猴子每天也会给律师打电话。他很快就得知了这个消息,立即在YY频道里叫我。
“喂,听说没,花花快顶不住?”
“我听说了。但是……不应该啊。”自从听到律师那么说,我的脑袋就很乱,没有办法理智思考。“花花被会计公司派到大能板砖去做账,这是个正正经经的工作。警察在这件事情上能揪到她什么小辫子?”

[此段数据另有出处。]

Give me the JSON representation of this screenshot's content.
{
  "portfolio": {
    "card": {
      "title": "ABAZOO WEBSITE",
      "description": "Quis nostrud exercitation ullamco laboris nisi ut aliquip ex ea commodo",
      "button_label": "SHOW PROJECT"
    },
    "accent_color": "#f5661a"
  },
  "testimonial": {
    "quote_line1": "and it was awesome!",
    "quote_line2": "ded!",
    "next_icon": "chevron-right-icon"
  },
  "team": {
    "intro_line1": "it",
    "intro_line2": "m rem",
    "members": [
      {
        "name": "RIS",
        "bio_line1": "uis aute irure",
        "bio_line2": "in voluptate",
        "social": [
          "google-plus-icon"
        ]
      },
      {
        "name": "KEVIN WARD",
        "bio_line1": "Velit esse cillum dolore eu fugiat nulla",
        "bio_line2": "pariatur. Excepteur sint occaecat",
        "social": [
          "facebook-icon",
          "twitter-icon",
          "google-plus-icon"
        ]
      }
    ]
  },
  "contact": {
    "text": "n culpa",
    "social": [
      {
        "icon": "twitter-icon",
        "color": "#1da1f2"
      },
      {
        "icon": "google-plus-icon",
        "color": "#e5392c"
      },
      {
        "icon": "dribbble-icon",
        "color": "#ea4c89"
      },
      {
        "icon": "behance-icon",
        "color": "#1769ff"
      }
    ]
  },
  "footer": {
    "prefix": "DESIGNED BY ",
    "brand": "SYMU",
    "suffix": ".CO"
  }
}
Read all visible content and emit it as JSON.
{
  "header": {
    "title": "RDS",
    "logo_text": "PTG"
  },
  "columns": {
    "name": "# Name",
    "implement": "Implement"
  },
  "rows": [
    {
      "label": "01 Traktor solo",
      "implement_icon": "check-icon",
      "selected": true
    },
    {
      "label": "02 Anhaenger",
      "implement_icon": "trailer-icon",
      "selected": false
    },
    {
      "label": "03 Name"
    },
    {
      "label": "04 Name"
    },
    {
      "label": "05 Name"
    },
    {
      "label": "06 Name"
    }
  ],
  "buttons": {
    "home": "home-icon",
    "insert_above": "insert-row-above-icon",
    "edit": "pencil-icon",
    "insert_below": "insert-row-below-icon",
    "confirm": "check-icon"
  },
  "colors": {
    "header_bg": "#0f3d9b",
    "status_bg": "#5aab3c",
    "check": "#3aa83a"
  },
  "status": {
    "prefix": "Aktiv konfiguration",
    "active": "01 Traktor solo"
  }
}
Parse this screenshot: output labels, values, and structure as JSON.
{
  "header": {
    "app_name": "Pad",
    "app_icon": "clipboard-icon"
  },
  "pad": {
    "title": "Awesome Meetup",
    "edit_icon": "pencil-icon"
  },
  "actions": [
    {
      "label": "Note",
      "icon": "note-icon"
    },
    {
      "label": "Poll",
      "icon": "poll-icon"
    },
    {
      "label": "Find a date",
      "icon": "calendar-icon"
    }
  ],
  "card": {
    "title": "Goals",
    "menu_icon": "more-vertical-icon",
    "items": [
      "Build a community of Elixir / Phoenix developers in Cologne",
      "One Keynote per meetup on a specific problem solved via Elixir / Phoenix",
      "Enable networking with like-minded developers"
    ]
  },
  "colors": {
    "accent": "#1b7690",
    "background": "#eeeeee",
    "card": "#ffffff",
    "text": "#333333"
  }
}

“你不要对自己的那一套太自信!大能板砖被搞过,花花又在里面工作过,你说是巧合,警察得信才行啊。花花毕竟是个女人,姓吕的天天去折腾她,她少不了会胡思乱想,然后为了保自己就松了口。”
我心想,不排除这种可能性,但是……“那你反过来想,为什么过了这么多天姓吕的才这么说,而且是如此露骨的说给律师听。按道理这种信息他是不该透露给律师的。”
“肯定是花花招了,他太高兴了,得意忘形。”
“花花要是真招了,以姓吕的风风火火的性格他还会稳坐在办公室里吗?我觉得更像是他从花花口里套不出话来,故意放假消息给律师。他知道律师一定会说给我们听。他在诈我们!”
“得了吧。都这地步了,你还是不要抱有幻想,赶紧闪吧!”
闪?我不是没想过,但是……“不,不,不,先不急,再等等看。”
“等个屁!老子不管了,老子要走了!你要等死就自己等吧。”
“喂,你不要冲动……”
说话间猴子就下了线。我转而给他打电话他也不接,很快他的手机就转为了关机状态。看来他说干就干,真的逃走了。
就在那一瞬间,我也产生了关机闪人的冲动。但是也怪我这个人太理智吧,我随即又想到了很多,成功闪出去的可能性有多大,以后靠什么生活……而这么一犹豫,那股冲动劲就过了,再想走就更加的患得患失。